By Daniel Axelrod
The Times Herald-Record, Middletown, N.Y.
WWR Article Summary (tl;dr) With two-and-half grams of fat, and a calorie range between 90 and 120, “PopCorners” has become a hit with people watching their weight who don’t want to sacrifice taste. The story of how the brand developed is pretty interesting. (And good “food for thought” for other budding food entrepreneurs)
It’s not peanuts, popcorn or cookies that JetBlue Airways fliers most often reach for.
It’s Middletown’s own PopCorners — a puffed corn chip with a distinct texture that’s both crunchy and chewy, said Paul Nardone, CEO of the chip’s maker, BFY Brands.
PopCorners’ appeal to JetBlue fliers is just one reason for the company’s explosive growth, including adding 37,500 square feet of Town of Wallkill distribution space this summer, and hiring up to 125 more employees by year’s end.
Supermarkets and other vendors are snapping up the snack, too, making it America’s fastest-growing chip in the “better-for-you” or healthy food category, which includes brands such as Stacy’s, Skinny Pop, Kettle, Sensible Portions and Angies, according to the tracking firm Nielsen.
PopCorners’ grocery store sales alone totaled $7.87 million for the 12-week period that concluded at the end of August, up 44 percent from the same period last year, Nielsen data show.
Customers have been chomping the local company’s chips at record rates since its 2009 creation, but the brand took a big leap forward when JetBlue began serving it to fliers in 2011.
“PopCorners has been instrumental in helping us raise the bar when it comes to snacking at 35,000 feet,” said Mariya Stoyanova, JetBlue’s head of product development. “They are so popular onboard, that, on average, we go through about 800,000 bags of PopCorners per month.”
Though PopCorners weren’t invented till 2009, the chip’s origins date to 1998.
That’s when entrepreneur Zeke Alenick founded Ideal Snacks in Liberty to contract manufacture healthy popped snacks.
In 2010, Alenick also started Medora Snacks, a sister company and the maker of PopCorners in Middletown.
Alenick’s early clients included Kellogg’s and Weight Watchers.
But his big crunchy break came in 2009. That’s when engineer Steven Van Poucke, still an executive overseeing PopCorners, invented the proprietary machine that pops corn into a chip shape.
In 2015, Permira, a global private equity fund, scooped up Ideal Snacks and Medora and merged them under the name BFY, or Better For You Brands.
More investment, wider distribution and more flavors have upped sales since then.
Original varieties, like Kettle Corn, Sea Salt and White Cheddar, are still the biggest sellers.
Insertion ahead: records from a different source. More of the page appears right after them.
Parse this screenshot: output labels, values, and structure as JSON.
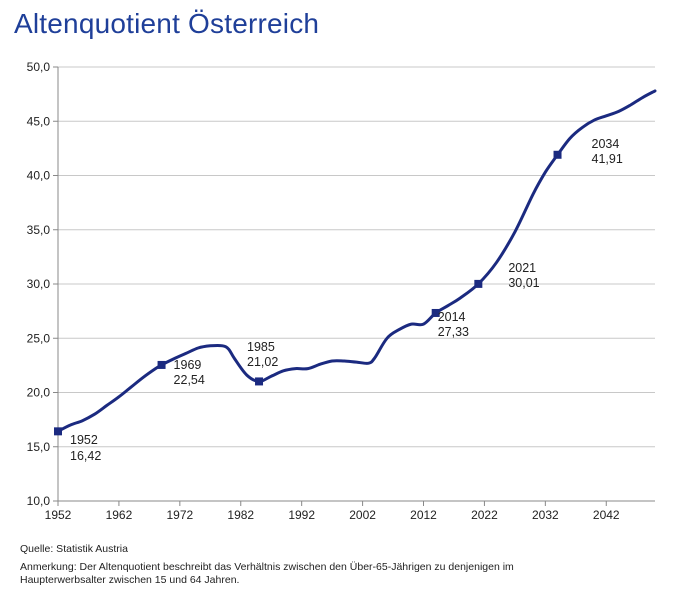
{
  "title": "Altenquotient Österreich",
  "source": "Quelle: Statistik Austria",
  "remark": "Anmerkung:  Der Altenquotient beschreibt das Verhältnis zwischen den Über-65-Jährigen zu denjenigen im Haupterwerbsalter zwischen 15 und 64 Jahren.",
  "colors": {
    "line": "#1b2a80",
    "title": "#1f3f99",
    "grid": "#c8c8c8"
  },
  "chart_data": {
    "type": "line",
    "title": "Altenquotient Österreich",
    "xlabel": "",
    "ylabel": "",
    "xlim": [
      1952,
      2050
    ],
    "ylim": [
      10,
      50
    ],
    "grid": "horizontal",
    "x_ticks": [
      "1952",
      "1962",
      "1972",
      "1982",
      "1992",
      "2002",
      "2012",
      "2022",
      "2032",
      "2042"
    ],
    "y_ticks": [
      "10,0",
      "15,0",
      "20,0",
      "25,0",
      "30,0",
      "35,0",
      "40,0",
      "45,0",
      "50,0"
    ],
    "series": [
      {
        "x": [
          1952,
          1954,
          1956,
          1958,
          1960,
          1962,
          1964,
          1966,
          1968,
          1969,
          1971,
          1973,
          1975,
          1977,
          1979,
          1980,
          1981,
          1983,
          1985,
          1987,
          1989,
          1991,
          1993,
          1995,
          1997,
          1999,
          2001,
          2003,
          2004,
          2006,
          2008,
          2010,
          2012,
          2014,
          2016,
          2018,
          2021,
          2024,
          2027,
          2030,
          2032,
          2034,
          2036,
          2038,
          2040,
          2042,
          2044,
          2046,
          2048,
          2050
        ],
        "values": [
          16.42,
          17.0,
          17.4,
          18.0,
          18.8,
          19.6,
          20.5,
          21.4,
          22.2,
          22.54,
          23.1,
          23.6,
          24.1,
          24.3,
          24.3,
          24.0,
          23.1,
          21.6,
          21.02,
          21.5,
          22.0,
          22.2,
          22.2,
          22.6,
          22.9,
          22.9,
          22.8,
          22.7,
          23.2,
          25.0,
          25.8,
          26.3,
          26.3,
          27.33,
          28.0,
          28.7,
          30.01,
          32.0,
          34.8,
          38.3,
          40.3,
          41.91,
          43.4,
          44.4,
          45.1,
          45.5,
          45.9,
          46.5,
          47.2,
          47.8
        ]
      }
    ],
    "markers": [
      {
        "x": 1952,
        "y": 16.42,
        "year": "1952",
        "value": "16,42"
      },
      {
        "x": 1969,
        "y": 22.54,
        "year": "1969",
        "value": "22,54"
      },
      {
        "x": 1985,
        "y": 21.02,
        "year": "1985",
        "value": "21,02"
      },
      {
        "x": 2014,
        "y": 27.33,
        "year": "2014",
        "value": "27,33"
      },
      {
        "x": 2021,
        "y": 30.01,
        "year": "2021",
        "value": "30,01"
      },
      {
        "x": 2034,
        "y": 41.91,
        "year": "2034",
        "value": "41,91"
      }
    ]
  }
}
But newer choices, including Spicy Queso and Jalapeno Cheddar, are tickling taste buds, too.
A painstaking transition in recent years, with help from corn processor Bunge, to non-genetically-modified corn has added to PopCorners’ health appeal.
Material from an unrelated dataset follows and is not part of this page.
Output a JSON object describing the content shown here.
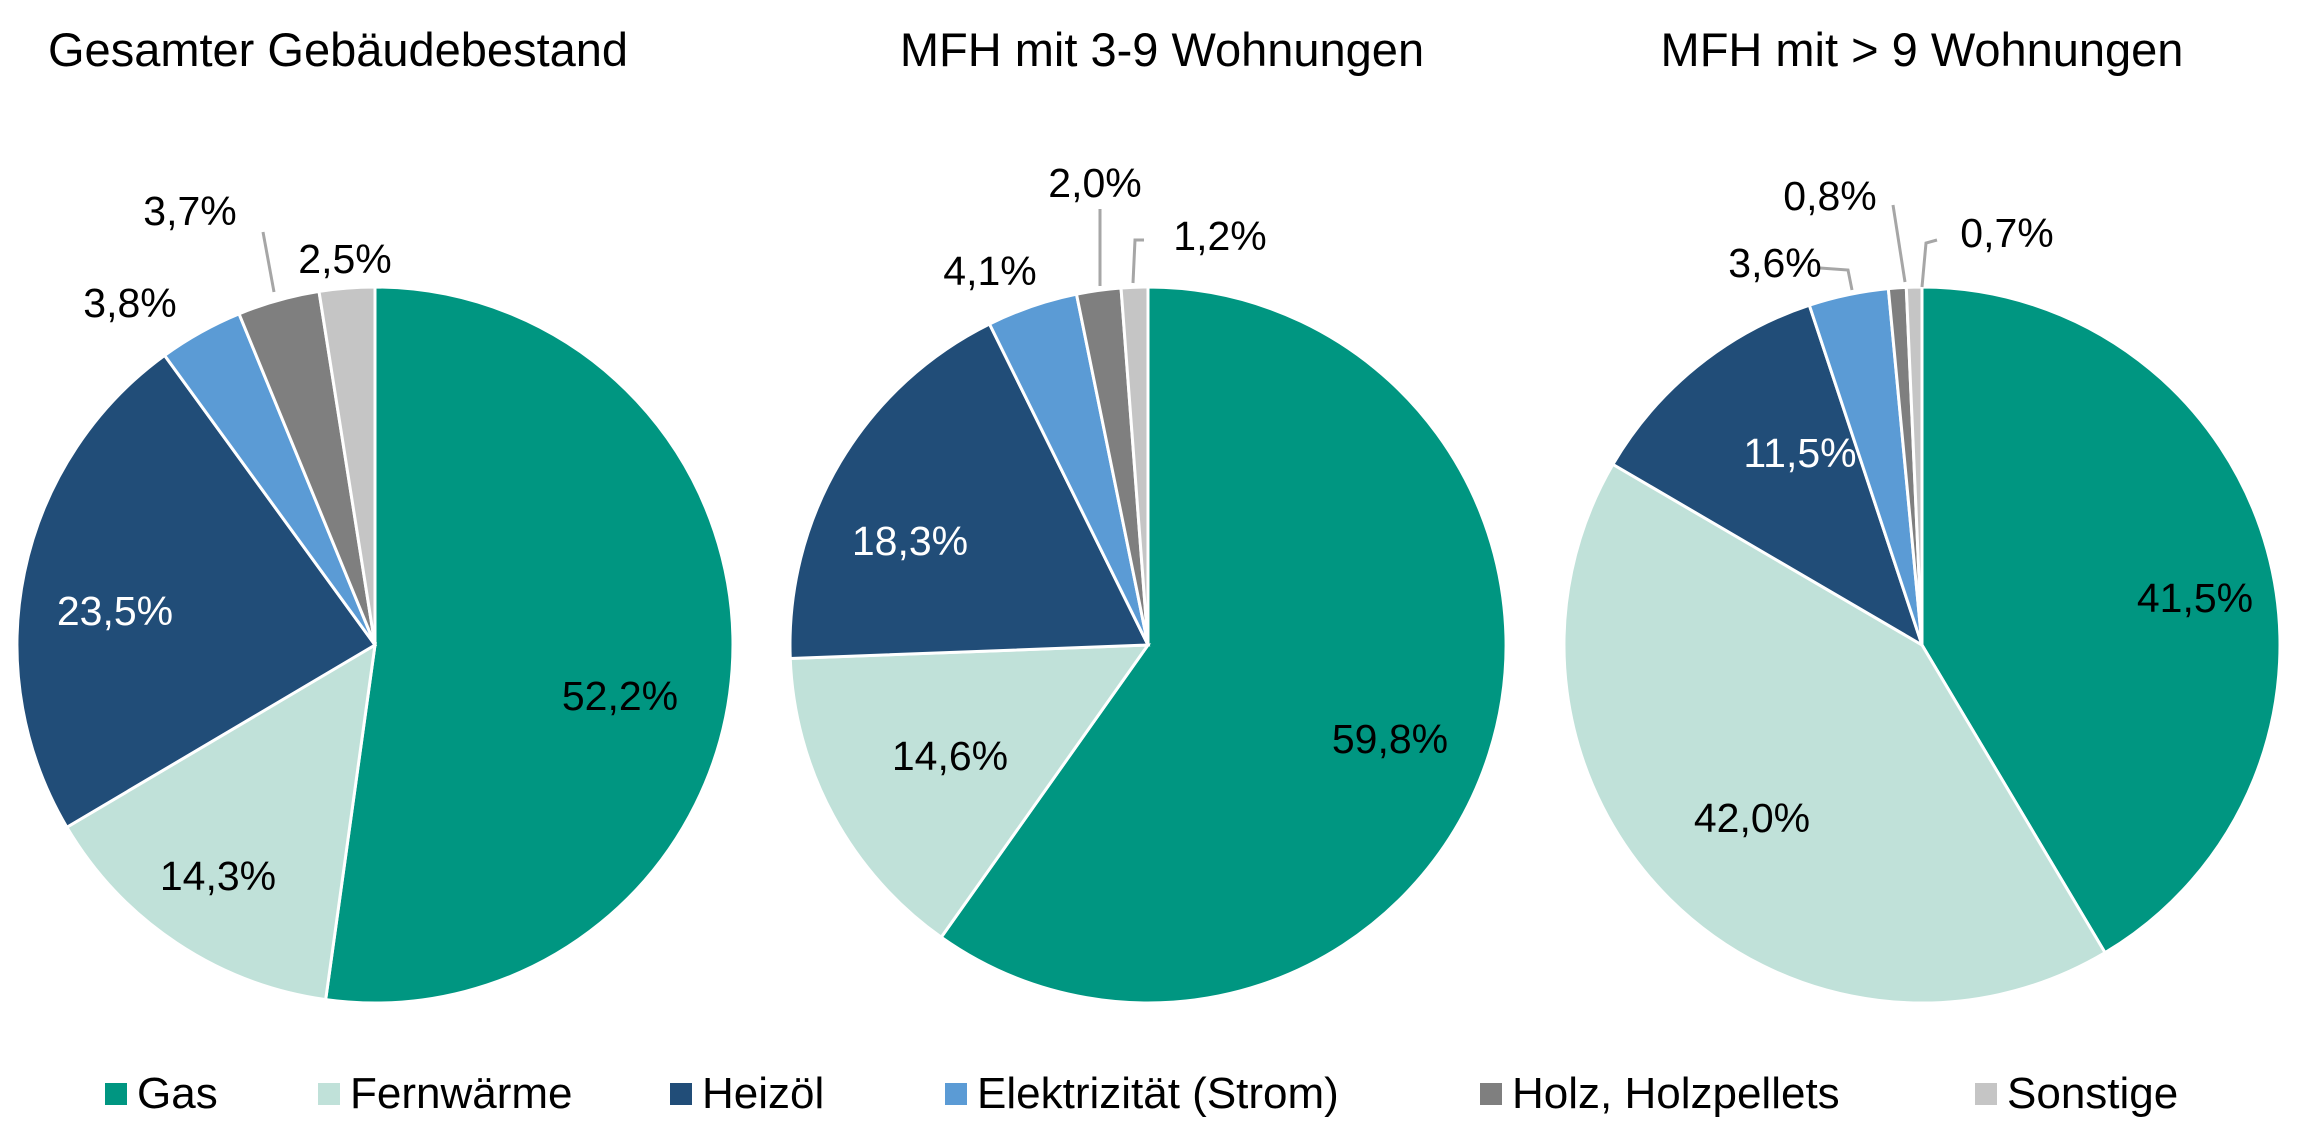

Rail cars of milled corn, produced from 60 family farms in Nebraska, roll up daily behind PopCorners’ Middletown plant.
“Three things make PopCorners so popular,” said Nardone, BFY Brands’ CEO.
“First and foremost is taste; consumers get fanatical about it. Second is texture. It has a unique crunch that’s a little fluffy but very crispy; and then there’s the health halo. It has the best nutrition profile in its snack category.”
PopCorners already dominate Northeast supermarkets, said Nardone, who sees room for more sales through wider grocery store distribution across the country.
This year, BFY Brands expects to surpass $100 million in net sales, up 50 percent since 2015.
All the recent growth means the company plans to add up to 100 workers to its 225-person Middletown plant and 25 more at the firm’s 300-worker Liberty facility.
BFY Brands also recently leased space at 45 Turner Drive from the Frassetto Companies’ recent on-spec development in the Town of Wallkill, and a new truck lot across from PopCorners’ Middletown factory at 79 Industrial Way.
“A nationally recognized Orange County company is thriving and growing and adding jobs — it’s economic development at its best,” said Maureen Halahan, president and CEO of the Orange County Partnership, a Goshen nonprofit that promotes economic development. “PopCorners are resonating with people because they’re guilt-free snacking.”
Indeed, with two-and-half grams of fat, and a calorie range between 90 and 120, PopCorners is far less fattening than many other snacks, Nardone said.
Consumers often struggle to identify healthy food, said Kelly Springer, founder of the Syracuse-area nutrition company Kelly’s Choice, which advises schools, workplaces and sports teams.
“We put these health halos around these types of foods that really aren’t that good for us,” Springer said. But with just a few simple ingredients, including spices, oil and corn, “PopCorners bring us back to real food, not faux healthy food.”